The Trainsong neighborhood is a perfect example of the failure of industry-funded risk assessments to protect the health of children. Despite the fact that EPA guidelines state that health risk calculations need to be based on all relevant sources of pollution, the current assessment only considers a small subgroup of the contaminants present at the railroad yard. Taking into account this subgroup alone, Union Pacific’s own Health Risk Assessment estimates children in the Trainsong neighborhood are already receiving about 74% of the dose of hazardous chemicals expected to make them chronically sick. Simply including each child’s exposure to pollutants present in their neighborhood’s air, such as diesel emissions from trains and trucks and formaldehyde from nearby industries, brings the actual exposure to 110% of the dose expected to produce illness. These illnesses can include brain damage, liver damage and respiratory problems among others.

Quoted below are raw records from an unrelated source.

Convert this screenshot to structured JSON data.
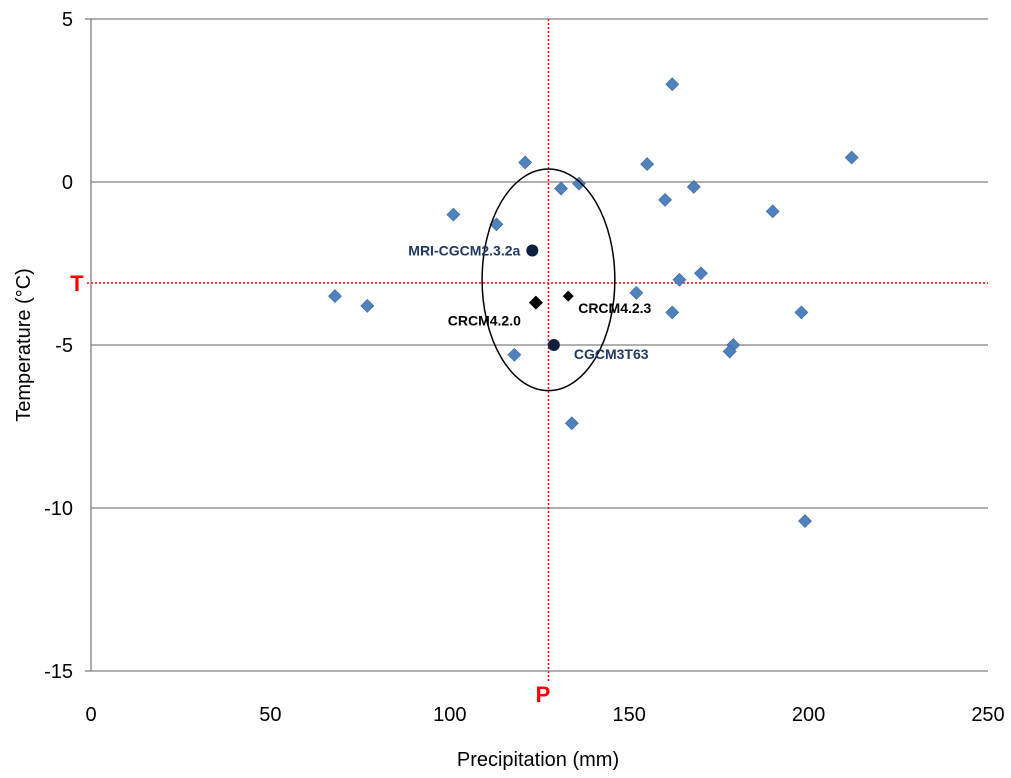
{
  "chart_data": {
    "type": "scatter",
    "xlabel": "Precipitation (mm)",
    "ylabel": "Temperature (°C)",
    "xlim": [
      0,
      250
    ],
    "ylim": [
      -15,
      5
    ],
    "x_ticks": [
      "0",
      "50",
      "100",
      "150",
      "200",
      "250"
    ],
    "y_ticks": [
      "5",
      "0",
      "-5",
      "-10",
      "-15"
    ],
    "grid": "horizontal",
    "colors": {
      "ensemble": "#4f81bd",
      "highlight_circle": "#000000",
      "highlight_diamond": "#000000",
      "label_navy": "#1f3864",
      "reference": "#ff0000",
      "gridline": "#808080"
    },
    "reference": {
      "x": 127.5,
      "y": -3.1,
      "x_letter": "P",
      "y_letter": "T"
    },
    "ellipse": {
      "cx": 127.5,
      "cy": -3.0,
      "rx": 18.5,
      "ry": 3.4
    },
    "ensemble_points": [
      {
        "x": 162,
        "y": 3.0
      },
      {
        "x": 212,
        "y": 0.75
      },
      {
        "x": 121,
        "y": 0.6
      },
      {
        "x": 155,
        "y": 0.55
      },
      {
        "x": 136,
        "y": -0.05
      },
      {
        "x": 131,
        "y": -0.2
      },
      {
        "x": 168,
        "y": -0.15
      },
      {
        "x": 160,
        "y": -0.55
      },
      {
        "x": 101,
        "y": -1.0
      },
      {
        "x": 113,
        "y": -1.3
      },
      {
        "x": 190,
        "y": -0.9
      },
      {
        "x": 170,
        "y": -2.8
      },
      {
        "x": 164,
        "y": -3.0
      },
      {
        "x": 152,
        "y": -3.4
      },
      {
        "x": 162,
        "y": -4.0
      },
      {
        "x": 68,
        "y": -3.5
      },
      {
        "x": 77,
        "y": -3.8
      },
      {
        "x": 198,
        "y": -4.0
      },
      {
        "x": 179,
        "y": -5.0
      },
      {
        "x": 178,
        "y": -5.2
      },
      {
        "x": 118,
        "y": -5.3
      },
      {
        "x": 134,
        "y": -7.4
      },
      {
        "x": 199,
        "y": -10.4
      }
    ],
    "highlighted_models": [
      {
        "name": "MRI-CGCM2.3.2a",
        "x": 123,
        "y": -2.1,
        "marker": "circle",
        "label_side": "left"
      },
      {
        "name": "CRCM4.2.0",
        "x": 124,
        "y": -3.7,
        "marker": "diamond",
        "label_side": "below-left"
      },
      {
        "name": "CRCM4.2.3",
        "x": 133,
        "y": -3.5,
        "marker": "diamond-small",
        "label_side": "right"
      },
      {
        "name": "CGCM3T63",
        "x": 129,
        "y": -5.0,
        "marker": "circle",
        "label_side": "below-right"
      }
    ]
  }
}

The Union Pacific risk assessment does not adequately take into account children exposures through daily childhood activitites such as swimming in neighborhood ponds, drinking from hoses that use well water, swimming in backyard pools filled with well water and playing in contaminated dirt. Nor does the risk assessment account for children's increased vulnerability to chemical exposure.

Risk assessment is unacceptable in this situation; it’s the result of science based on arcane laws constructed by lobbyists and bureaucrats behind closed doors. It’s another case of big industries hiding behind supposed “sound science” yet manipulating the science to benefit themselves alone. It doesn’t involve the community members who have to live with the health effects of the decision. It’s certainly a decision-making model that does not account for the health of the neighborhood’s children.